# py27-numpy missing header



## madjack1 (Jul 12, 2012)

Hi guys
I'm having a problem with one of my ports (math/py-numpy) on a portupgrade. At this point the only thing that I can tell is that it's missing a header. I can't tell exactly what the error is because all of the info runs off of the screen to fast. How can I store the console info into a text file so I can go back and see exactly whats going on?


----------



## SirDice (Jul 12, 2012)

madjack1 said:
			
		

> How can I store the console info into a text file so I can go back and see exactly whats going on?

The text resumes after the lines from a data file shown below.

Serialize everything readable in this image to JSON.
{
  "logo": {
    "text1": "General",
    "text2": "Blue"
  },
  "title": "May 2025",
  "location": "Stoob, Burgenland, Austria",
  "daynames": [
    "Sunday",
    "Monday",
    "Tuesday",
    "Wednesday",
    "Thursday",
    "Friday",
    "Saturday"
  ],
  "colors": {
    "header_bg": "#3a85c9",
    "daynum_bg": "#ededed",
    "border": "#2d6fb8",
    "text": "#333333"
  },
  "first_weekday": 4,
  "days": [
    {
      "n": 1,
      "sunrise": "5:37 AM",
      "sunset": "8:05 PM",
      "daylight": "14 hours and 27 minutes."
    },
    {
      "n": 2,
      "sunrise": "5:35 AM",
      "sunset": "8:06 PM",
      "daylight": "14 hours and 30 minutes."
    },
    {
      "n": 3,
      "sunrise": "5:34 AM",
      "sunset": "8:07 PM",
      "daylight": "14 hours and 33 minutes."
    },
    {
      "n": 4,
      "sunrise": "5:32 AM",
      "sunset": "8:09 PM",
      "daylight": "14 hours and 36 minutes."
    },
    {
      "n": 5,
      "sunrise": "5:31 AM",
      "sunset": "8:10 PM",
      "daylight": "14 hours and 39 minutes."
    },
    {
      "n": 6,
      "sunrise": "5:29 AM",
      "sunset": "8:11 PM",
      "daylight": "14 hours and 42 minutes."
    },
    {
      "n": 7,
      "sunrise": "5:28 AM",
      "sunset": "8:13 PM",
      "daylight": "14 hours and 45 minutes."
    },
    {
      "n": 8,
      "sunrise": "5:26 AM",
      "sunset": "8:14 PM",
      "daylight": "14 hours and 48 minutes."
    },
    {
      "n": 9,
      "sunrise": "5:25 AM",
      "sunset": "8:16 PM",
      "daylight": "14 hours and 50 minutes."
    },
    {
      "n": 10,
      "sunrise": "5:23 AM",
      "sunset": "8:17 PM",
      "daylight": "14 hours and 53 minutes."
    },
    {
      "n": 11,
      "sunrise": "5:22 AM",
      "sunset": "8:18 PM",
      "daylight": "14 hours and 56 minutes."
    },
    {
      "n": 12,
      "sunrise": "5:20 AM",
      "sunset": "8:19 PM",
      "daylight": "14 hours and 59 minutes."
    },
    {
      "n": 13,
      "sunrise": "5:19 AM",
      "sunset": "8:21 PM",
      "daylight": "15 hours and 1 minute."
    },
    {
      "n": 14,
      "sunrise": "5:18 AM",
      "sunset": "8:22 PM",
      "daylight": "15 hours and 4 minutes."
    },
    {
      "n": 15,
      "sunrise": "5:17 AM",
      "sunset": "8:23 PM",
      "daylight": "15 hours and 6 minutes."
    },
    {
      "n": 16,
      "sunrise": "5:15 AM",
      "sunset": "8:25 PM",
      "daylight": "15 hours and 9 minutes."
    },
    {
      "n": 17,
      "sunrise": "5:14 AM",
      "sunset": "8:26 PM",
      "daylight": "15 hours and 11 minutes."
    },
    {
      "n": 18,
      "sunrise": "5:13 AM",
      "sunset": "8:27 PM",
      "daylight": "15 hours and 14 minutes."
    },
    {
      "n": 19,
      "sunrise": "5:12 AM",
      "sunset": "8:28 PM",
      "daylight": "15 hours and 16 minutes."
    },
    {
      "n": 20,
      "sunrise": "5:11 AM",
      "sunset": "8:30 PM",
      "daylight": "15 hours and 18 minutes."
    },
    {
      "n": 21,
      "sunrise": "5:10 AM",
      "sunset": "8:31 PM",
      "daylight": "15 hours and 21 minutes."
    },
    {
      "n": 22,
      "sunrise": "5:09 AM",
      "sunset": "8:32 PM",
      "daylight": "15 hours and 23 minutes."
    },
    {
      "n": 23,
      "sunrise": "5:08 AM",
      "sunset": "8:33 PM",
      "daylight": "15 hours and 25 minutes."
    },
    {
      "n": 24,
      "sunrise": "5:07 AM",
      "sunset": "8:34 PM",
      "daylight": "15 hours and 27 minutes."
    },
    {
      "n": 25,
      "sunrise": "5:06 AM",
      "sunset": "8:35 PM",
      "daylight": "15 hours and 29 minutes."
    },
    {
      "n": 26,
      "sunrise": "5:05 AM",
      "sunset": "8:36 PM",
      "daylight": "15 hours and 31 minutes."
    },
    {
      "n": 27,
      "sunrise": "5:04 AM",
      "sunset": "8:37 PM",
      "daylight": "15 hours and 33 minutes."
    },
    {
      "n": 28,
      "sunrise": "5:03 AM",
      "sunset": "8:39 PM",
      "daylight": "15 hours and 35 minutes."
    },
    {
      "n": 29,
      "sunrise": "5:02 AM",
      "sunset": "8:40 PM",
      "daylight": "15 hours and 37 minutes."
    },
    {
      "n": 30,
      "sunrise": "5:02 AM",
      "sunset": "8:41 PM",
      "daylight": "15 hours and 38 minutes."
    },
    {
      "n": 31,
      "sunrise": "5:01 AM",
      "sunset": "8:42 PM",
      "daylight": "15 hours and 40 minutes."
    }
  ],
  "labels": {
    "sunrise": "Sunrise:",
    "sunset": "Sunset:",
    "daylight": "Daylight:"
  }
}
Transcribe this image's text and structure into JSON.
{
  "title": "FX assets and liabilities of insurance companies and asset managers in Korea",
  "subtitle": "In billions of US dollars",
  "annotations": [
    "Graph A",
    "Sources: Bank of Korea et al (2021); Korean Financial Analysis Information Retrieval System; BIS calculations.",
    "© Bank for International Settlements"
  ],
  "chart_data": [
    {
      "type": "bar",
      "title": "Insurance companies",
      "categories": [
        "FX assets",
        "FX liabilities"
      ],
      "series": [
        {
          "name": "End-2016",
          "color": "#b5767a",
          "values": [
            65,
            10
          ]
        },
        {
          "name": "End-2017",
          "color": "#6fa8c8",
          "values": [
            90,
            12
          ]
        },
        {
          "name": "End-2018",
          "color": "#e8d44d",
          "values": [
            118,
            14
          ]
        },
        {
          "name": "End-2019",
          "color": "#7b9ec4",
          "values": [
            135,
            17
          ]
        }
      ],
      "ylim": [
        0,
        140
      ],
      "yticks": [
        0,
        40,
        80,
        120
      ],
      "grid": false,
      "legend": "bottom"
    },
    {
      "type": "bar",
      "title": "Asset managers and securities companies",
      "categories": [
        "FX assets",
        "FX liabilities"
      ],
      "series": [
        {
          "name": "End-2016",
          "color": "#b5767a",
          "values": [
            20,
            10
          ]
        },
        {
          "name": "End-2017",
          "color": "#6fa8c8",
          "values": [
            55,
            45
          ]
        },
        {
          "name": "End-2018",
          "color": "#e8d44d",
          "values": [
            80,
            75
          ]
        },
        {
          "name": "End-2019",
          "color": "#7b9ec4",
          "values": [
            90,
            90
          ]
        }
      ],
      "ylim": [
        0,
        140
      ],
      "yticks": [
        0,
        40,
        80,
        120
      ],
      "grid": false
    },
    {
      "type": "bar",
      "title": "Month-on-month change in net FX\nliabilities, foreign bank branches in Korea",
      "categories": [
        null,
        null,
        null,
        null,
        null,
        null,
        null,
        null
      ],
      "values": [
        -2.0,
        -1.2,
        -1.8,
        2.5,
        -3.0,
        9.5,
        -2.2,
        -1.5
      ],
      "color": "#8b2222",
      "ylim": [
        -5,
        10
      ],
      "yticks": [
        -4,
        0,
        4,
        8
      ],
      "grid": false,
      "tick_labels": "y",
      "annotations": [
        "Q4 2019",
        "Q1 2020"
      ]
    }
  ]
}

Run script(1) before starting the build.


----------



## jb_fvwm2 (Jul 12, 2012)

See script(1)? BTW several of the ports I've installed depending upon that port, I found out late yesterday, do not work.  (The post above me posted a few seconds before...)


----------



## madjack1 (Jul 12, 2012)

It says something about installing python-dev or python-devel but I can't find the port.


----------



## madjack1 (Jul 12, 2012)

I installed psearch and found a libopensync-python-devel which I'm installing now. I'll let you know how it turns out.


----------



## madjack1 (Jul 12, 2012)

Well that didn't work now it has a missing pth.h directory. For the record because I'm jumping back and forth between two computers in different rooms the name of the port I tried is libopensync-plugin-python-devel. In other words I can't see the screens so some of this may not be perfect.


----------



## madjack1 (Jul 12, 2012)

This thread can be marked as solved. Although I haven't found out what the problem is the original question was answered. It looks like my Python upgrade may have problems but before I remove it and reinstall it I'm going to try to find out what program installed py27-numpy in the first place and decide if I even need it. If I still have problems I'll repost it with another thread.


----------



## wblock@ (Jul 12, 2012)

`% pkg_info -R py27-numpy\*`
will show which packages depend on it.


----------



## madjack1 (Jul 16, 2012)

Ok
I figured out the problem. I originally compiled python27 with pthreads in the make config process. After I deinstalled it and installed it without the pthreads everything is up to date. Thanks for everyones help.


----------